Introduction
Preterm delivery is a persisting problem of modern neonatal medicine. Despite the continued development of neonatal support, due to the frequent occurrence of preterm birth (PTB), neonatal outcomes are still unsatisfactory1. PTB occurs in 5-9% in Europe, 12-14% in the United States, and around 18% in Africa and Asia2; it leads to critical medical conditions of the fetuses, the psychological distress of the parents, and significant economic losses as each of these newborns require exceptional medical support.
Preterm babies are vulnerable because of the high incidence of respiratory distress (93% of infants), retinopathy of prematurity (59%), patent ductus arteriosus (46%), bronchopulmonary dysplasia (42%), late-onset sepsis (36%), necrotizing enterocolitis (11%), grade III or higher (7-9%) intraventricular hemorrhage, periventricular leukomalacia (3%), according to a report from the Eunice Kennedy Shriver National Institute of Child Health and Human Development Neonatal Research Network on very low birth weight (less than 1500 g)3.
There are several hypotheses on why PTB occurs. The factors which seem to play a role include preterm hypothalamic–pituitary–adrenal axis stimulation connected with a stress reaction, preterm placental abruption, pathological uterine expansion, and resulting preterm rupture of the membranes, as well as an inflammatory response in the urogenital tract4,5.
The inflammatory effect is one of the mechanisms of PTB and term delivery. A higher concentration of the inflammatory cytokines was found in the amniotic fluid after delivery6,7. Raba et al., in their study, observed that inflammatory cytokines played a crucial role in over 80% of PTB cases, especially in deliveries before 30. hbd8. Preterm prelabour rupture of the membranes might also be caused by an infection of the amniotic sac. Vagina’s bacterial flora plays an important role, as the presence of Ureaplasma urealyticum, Mycoplasma hominis, and Chlamydia trachomatis predisposes to PTB9,10.

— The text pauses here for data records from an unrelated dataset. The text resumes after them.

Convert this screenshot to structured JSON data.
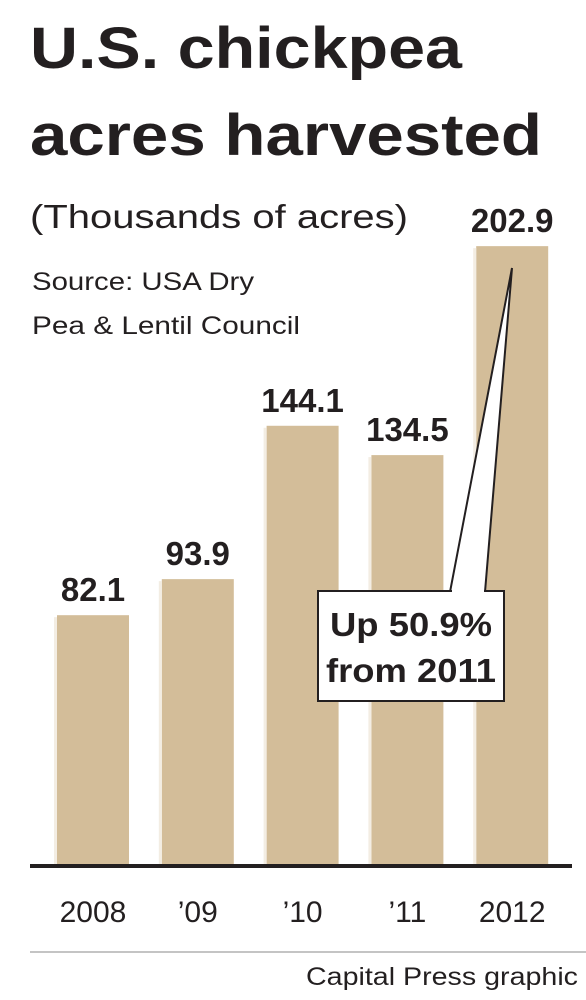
{
  "chart_data": {
    "type": "bar",
    "title": [
      "U.S. chickpea",
      "acres harvested"
    ],
    "subtitle": "(Thousands of acres)",
    "source": [
      "Source: USA Dry",
      "Pea & Lentil Council"
    ],
    "categories": [
      "2008",
      "’09",
      "’10",
      "’11",
      "2012"
    ],
    "values": [
      82.1,
      93.9,
      144.1,
      134.5,
      202.9
    ],
    "color": "#d3bd99",
    "annotation": [
      "Up 50.9%",
      "from 2011"
    ],
    "credit": "Capital Press graphic"
  }
}
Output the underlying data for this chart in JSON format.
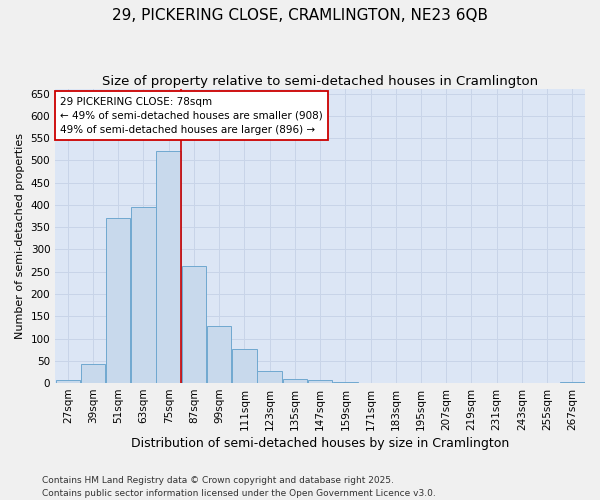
{
  "title": "29, PICKERING CLOSE, CRAMLINGTON, NE23 6QB",
  "subtitle": "Size of property relative to semi-detached houses in Cramlington",
  "xlabel": "Distribution of semi-detached houses by size in Cramlington",
  "ylabel": "Number of semi-detached properties",
  "footer": "Contains HM Land Registry data © Crown copyright and database right 2025.\nContains public sector information licensed under the Open Government Licence v3.0.",
  "categories": [
    "27sqm",
    "39sqm",
    "51sqm",
    "63sqm",
    "75sqm",
    "87sqm",
    "99sqm",
    "111sqm",
    "123sqm",
    "135sqm",
    "147sqm",
    "159sqm",
    "171sqm",
    "183sqm",
    "195sqm",
    "207sqm",
    "219sqm",
    "231sqm",
    "243sqm",
    "255sqm",
    "267sqm"
  ],
  "values": [
    7,
    42,
    370,
    395,
    522,
    262,
    128,
    77,
    27,
    10,
    7,
    2,
    0,
    0,
    0,
    0,
    0,
    0,
    0,
    0,
    3
  ],
  "bar_color": "#c8d9ec",
  "bar_edge_color": "#6fa8d0",
  "vline_color": "#cc0000",
  "vline_x_index": 5,
  "annotation_text": "29 PICKERING CLOSE: 78sqm\n← 49% of semi-detached houses are smaller (908)\n49% of semi-detached houses are larger (896) →",
  "annotation_box_color": "#ffffff",
  "annotation_box_edge": "#cc0000",
  "ylim": [
    0,
    660
  ],
  "yticks": [
    0,
    50,
    100,
    150,
    200,
    250,
    300,
    350,
    400,
    450,
    500,
    550,
    600,
    650
  ],
  "grid_color": "#c8d4e8",
  "bg_color": "#dce6f5",
  "fig_bg_color": "#f0f0f0",
  "title_fontsize": 11,
  "subtitle_fontsize": 9.5,
  "xlabel_fontsize": 9,
  "ylabel_fontsize": 8,
  "tick_fontsize": 7.5,
  "annotation_fontsize": 7.5,
  "footer_fontsize": 6.5
}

The endocannabinoid signaling system (ECS) includes the endocannabinoid receptor type 1 (CB1) and type 2 (CB2) as well as endogenous ligand (arachidonoylethanolamide and 2-arachidonoyl glycerol) for the cannabinoid receptors11. Low levels of anandamide help support the pregnancy, however, if its level becomes too high, it can lead to miscarriages12. One of the best-known exogenous activators of CB1 and CB2 is Δ9-tetrahydrocannabinol (THC), found in Cannabis sativa (marijuana), which is often used as a psychoactive agent13. Signaling pathways mediated by the cannabinoid receptors (CB) may affect cell proliferation, differentiation, and apoptosis in animal and human cells14,15.
CB1 is encoded by the CNR1 gene and is found mainly in the central nervous system and the heart, liver, uterus, testes, and the small intestine16,17. CB1 receptor also has alternative splice variant forms - endocannabinoid receptor type 1a (CB1a) and endocannabinoid receptor type 1b (CB1b). Both isoforms are encoded by the gene CNR1 and are found in the brain, similarly to CB118,19. The CB2, encoded by CNR2 is expressed in T and B lymphocytes as well as macrophages and hematopoietic cells, brain, and other peripheral tissues, where it modulates the immune response16,17 .
CB is involved in both male and female reproductive systems13. In the female reproductive system, the CB receptors are located in the oviduct, uterus, embryo14. ECS plays a significant role in oogenesis regulation, embryo development, embryo transport, implantation, and placental development. ECS is also involved in the maintenance of pregnancy and in childbirth14. Many studies show that the ECS affects pregnancy outcomes, but the precise role of the endocannabinoid receptor is still unknown.
The objective of the study was the investigation of the relationship between the expression of the cannabinoid receptors within the placenta after delivery and the problem of preterm delivery.